This page explains hashcash and how bitcoin uses it.
- 1 Hashcash
- 2 Hashcash function
Bitcoin uses the hashcash Proof_of_work function as the mining core. All bitcoin miners whether CPU, GPU, FPGA or ASICs are expending their effort creating hashcash proofs-of-work which act as a vote in the blockchain evolution and validate the blockchain transaction log.
Like many cryptographic algorithms hashcash uses a hash function as a building block, in the same way that HMAC, or RSA signatures are defined on a pluggable hash-function (commonly denoted by the naming convention of algorithm-hash: HMAC-SHA1, HMAC-MD5, HMAC-SHA256, RSA-SHA1, etc), hashcash can be instantiated with different functions, hashcash-SHA1 (original), hashcash-SHA256^2 (bitcoin), hashcash-Scrypt(iter=1) (litecoin).
The hashcash proof-of-work function was invented in 1997 by Adam Back, and proposed for anti-DoS uses including preventing: anonymous remailer and mail2news gateway abuse, nym name squatting on nymservers (replyable pseudonymous remailer severs), as well as general email anti-spam and general network abuse throttling.
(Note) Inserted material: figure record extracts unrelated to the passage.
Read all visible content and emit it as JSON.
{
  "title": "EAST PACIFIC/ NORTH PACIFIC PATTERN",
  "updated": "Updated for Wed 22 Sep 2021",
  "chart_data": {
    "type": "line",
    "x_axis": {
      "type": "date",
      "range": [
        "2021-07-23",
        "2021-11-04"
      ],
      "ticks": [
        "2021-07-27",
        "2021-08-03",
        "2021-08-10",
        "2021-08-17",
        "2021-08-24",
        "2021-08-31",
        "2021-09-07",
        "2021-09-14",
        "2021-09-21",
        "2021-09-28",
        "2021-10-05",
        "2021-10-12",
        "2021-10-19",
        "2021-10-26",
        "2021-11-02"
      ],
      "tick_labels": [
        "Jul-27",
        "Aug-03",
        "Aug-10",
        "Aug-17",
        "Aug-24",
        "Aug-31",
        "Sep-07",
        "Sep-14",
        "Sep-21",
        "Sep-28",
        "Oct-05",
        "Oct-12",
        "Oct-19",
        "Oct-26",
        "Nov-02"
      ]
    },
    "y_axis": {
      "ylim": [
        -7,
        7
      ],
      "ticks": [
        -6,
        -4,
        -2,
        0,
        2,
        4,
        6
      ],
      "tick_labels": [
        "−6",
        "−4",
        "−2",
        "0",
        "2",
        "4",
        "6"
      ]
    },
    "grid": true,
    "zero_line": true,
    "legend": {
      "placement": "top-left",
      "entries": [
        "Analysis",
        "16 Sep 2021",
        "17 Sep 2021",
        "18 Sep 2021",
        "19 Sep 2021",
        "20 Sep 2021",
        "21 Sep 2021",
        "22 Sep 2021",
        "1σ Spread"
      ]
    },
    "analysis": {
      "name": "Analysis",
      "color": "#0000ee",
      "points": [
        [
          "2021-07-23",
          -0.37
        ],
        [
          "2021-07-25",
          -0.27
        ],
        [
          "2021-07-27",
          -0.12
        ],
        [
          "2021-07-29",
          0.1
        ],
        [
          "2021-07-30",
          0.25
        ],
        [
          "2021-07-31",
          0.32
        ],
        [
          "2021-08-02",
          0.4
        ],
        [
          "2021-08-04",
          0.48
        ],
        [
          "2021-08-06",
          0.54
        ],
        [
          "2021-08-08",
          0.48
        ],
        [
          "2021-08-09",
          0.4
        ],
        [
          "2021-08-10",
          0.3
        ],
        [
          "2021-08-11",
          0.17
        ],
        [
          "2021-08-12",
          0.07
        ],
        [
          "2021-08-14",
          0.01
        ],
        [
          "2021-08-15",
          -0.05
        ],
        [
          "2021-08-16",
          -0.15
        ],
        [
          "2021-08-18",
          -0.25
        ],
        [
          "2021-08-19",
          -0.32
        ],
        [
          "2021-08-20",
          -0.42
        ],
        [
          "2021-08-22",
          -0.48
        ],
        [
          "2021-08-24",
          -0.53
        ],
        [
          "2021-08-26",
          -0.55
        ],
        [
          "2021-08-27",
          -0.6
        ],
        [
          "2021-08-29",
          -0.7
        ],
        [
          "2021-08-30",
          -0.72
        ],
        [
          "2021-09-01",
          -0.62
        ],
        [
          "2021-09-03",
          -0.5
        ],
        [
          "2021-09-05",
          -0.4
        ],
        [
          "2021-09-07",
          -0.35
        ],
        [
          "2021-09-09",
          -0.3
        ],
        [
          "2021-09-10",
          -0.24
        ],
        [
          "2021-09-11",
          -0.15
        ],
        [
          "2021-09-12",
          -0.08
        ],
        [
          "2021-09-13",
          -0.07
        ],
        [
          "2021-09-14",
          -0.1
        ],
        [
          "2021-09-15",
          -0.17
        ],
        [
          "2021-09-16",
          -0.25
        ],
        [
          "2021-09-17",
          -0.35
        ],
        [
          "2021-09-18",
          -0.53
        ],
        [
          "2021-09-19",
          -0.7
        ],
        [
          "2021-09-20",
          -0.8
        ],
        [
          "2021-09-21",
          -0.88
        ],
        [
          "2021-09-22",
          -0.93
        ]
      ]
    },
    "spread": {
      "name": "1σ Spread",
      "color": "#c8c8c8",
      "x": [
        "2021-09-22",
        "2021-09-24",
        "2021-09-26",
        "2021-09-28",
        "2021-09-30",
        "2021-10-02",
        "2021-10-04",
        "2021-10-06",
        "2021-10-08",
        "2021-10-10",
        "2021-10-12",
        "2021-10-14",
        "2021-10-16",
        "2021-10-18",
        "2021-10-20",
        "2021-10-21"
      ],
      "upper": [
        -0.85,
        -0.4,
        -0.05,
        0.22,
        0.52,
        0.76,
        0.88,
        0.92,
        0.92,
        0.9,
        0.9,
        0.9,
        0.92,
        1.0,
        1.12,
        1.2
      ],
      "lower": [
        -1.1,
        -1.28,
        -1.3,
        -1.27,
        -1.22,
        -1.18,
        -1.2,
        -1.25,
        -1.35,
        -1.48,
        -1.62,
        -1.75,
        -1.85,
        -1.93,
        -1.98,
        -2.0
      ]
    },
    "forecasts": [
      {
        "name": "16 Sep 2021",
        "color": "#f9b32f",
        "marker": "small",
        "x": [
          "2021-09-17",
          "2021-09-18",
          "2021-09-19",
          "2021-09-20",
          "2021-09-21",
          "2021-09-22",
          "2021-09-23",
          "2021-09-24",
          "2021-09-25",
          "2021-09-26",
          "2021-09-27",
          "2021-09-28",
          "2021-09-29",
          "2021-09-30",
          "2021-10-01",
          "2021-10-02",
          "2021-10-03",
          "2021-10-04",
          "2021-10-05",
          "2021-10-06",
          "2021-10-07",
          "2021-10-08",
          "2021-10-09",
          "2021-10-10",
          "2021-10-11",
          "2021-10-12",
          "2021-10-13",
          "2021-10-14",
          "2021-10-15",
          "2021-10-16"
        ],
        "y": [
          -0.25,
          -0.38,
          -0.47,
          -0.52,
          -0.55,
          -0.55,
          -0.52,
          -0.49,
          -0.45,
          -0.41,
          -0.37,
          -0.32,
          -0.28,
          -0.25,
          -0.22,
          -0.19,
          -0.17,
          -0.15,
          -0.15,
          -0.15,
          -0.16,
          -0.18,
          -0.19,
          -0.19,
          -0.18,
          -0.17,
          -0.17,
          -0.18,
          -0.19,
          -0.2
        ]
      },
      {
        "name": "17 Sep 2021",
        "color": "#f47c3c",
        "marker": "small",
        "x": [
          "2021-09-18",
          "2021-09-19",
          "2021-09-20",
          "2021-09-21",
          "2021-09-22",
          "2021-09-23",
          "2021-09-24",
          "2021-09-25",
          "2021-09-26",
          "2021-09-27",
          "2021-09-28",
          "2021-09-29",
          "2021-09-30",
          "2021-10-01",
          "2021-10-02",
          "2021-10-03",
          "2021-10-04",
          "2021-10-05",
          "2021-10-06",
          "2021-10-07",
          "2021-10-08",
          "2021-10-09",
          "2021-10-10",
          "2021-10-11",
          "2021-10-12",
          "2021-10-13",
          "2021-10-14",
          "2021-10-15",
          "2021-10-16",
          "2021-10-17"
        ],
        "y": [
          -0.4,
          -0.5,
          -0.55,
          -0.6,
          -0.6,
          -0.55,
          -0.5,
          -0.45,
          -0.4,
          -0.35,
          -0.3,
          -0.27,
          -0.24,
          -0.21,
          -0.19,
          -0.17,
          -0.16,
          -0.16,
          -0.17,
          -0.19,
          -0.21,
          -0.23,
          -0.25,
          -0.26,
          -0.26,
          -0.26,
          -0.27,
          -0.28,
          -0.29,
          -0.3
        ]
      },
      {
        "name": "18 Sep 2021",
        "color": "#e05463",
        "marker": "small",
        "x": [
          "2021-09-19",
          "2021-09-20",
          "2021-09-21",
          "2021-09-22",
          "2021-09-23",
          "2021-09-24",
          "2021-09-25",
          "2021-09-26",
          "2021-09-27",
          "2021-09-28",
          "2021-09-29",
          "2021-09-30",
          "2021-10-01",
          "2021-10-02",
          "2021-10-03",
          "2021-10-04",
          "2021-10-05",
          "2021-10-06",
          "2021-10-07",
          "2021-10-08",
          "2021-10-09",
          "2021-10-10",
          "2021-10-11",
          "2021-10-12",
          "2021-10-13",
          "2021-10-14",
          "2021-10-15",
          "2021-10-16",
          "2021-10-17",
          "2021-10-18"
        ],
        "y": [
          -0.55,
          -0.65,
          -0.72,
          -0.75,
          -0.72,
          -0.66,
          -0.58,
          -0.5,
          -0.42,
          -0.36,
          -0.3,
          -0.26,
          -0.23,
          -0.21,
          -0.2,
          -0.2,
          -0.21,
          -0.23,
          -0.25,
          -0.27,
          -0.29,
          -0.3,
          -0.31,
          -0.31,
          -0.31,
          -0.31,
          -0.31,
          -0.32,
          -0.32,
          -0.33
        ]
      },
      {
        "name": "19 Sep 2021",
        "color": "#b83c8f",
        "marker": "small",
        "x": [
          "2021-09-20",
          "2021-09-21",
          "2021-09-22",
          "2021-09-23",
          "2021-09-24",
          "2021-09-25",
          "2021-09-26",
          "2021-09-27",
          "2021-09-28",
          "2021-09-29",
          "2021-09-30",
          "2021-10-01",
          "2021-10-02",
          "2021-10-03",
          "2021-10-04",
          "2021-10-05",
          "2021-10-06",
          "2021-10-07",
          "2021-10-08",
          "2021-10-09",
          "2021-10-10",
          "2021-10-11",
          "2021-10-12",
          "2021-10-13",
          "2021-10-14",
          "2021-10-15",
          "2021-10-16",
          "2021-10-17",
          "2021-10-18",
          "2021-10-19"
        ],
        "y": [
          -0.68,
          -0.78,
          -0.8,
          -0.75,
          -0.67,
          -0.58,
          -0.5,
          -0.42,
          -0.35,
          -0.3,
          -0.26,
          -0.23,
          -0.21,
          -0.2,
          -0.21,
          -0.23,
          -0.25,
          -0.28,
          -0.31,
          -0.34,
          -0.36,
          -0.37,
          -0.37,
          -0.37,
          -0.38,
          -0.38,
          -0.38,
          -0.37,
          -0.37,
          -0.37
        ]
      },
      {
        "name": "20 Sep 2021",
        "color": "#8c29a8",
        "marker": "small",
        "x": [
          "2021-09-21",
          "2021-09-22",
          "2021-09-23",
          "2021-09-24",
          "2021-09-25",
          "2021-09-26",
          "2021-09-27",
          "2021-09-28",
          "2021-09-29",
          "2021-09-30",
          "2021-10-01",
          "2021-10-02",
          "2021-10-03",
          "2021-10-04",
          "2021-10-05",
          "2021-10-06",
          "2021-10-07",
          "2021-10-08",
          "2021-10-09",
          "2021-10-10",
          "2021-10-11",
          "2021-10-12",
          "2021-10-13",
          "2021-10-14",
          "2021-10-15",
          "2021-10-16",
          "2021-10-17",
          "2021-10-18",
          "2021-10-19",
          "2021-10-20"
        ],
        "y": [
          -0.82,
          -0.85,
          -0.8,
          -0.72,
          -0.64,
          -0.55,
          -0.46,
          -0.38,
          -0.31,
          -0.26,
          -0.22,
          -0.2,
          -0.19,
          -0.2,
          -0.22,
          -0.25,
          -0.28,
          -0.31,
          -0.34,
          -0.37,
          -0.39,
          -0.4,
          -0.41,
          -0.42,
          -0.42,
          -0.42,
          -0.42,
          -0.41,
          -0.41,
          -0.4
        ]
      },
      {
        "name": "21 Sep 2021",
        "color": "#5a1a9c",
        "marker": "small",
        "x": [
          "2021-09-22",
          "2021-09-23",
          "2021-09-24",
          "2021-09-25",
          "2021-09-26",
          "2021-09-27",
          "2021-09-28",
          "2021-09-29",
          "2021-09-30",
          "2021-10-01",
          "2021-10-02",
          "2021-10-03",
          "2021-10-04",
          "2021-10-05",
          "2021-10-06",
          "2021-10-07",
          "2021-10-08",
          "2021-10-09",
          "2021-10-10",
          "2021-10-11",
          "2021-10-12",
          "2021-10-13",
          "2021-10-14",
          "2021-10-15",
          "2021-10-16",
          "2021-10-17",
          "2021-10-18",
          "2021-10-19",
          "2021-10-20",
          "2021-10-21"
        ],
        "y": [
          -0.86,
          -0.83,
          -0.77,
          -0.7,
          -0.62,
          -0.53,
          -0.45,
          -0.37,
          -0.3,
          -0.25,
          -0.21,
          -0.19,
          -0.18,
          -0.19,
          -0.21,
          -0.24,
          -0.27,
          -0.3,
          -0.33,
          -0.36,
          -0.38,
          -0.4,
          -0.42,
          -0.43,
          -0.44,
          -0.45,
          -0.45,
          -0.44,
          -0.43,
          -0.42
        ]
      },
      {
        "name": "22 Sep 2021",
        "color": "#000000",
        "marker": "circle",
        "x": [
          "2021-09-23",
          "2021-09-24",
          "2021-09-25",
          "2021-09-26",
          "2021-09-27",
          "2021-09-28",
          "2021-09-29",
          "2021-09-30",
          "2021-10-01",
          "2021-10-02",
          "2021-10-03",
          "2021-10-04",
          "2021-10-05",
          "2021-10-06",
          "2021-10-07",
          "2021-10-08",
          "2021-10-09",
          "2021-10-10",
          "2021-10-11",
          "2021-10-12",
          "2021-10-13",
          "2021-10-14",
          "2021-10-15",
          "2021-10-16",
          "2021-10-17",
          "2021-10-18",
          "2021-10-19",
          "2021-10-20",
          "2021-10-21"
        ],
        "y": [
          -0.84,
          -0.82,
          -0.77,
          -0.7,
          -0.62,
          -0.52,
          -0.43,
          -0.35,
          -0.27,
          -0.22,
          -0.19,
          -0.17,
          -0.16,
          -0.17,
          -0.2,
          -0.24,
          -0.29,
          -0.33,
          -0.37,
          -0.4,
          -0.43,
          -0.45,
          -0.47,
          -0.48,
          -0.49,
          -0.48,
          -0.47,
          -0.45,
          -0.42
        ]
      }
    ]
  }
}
Before bitcoin, hashcash was used by SpamAssasin, and (with an incompatible format) by Microsoft (with the name "email postmark") in hotmail, exchange, outlook etc and by i2p anonymity network, mixmaster anonymous remailer components and other systems. Hashcash was also used by Hal Finney's bitcoin precursor RPOW as a way to mine coins. Wei Dai's B-money Proposal, and Nick Szabo's similar Bit_Gold_proposal bitcoin precursors, also were proposed in the context of hashcash mining.
Hash function choices
In the original 1997 algorithm hashcash used SHA1 because at that time, this was the defacto and NIST recommended hash, and the previous defacto hash MD5 had recently started to show signs of weakness. Bitcoin being specified/released in 2008/2009 uses SHA256. There is actually no strong reason SHA1 would not have worked also, hashcash relies only on the hash partial preimage resistance property (security up to hash-size, 160-bit with SHA1) and not birthday collision hardness (security up to 80-bit), so the SHA1 hash is big enough. Bitcoin is anyway built to 128-bit security because 256-bit ECDSA is used, which also offers 128-bit security. Never the less SHA256 is the correct and more conservative choice because even SHA1 has started to show some weakenesses, though only in birthday collision, not in 2nd-preimage.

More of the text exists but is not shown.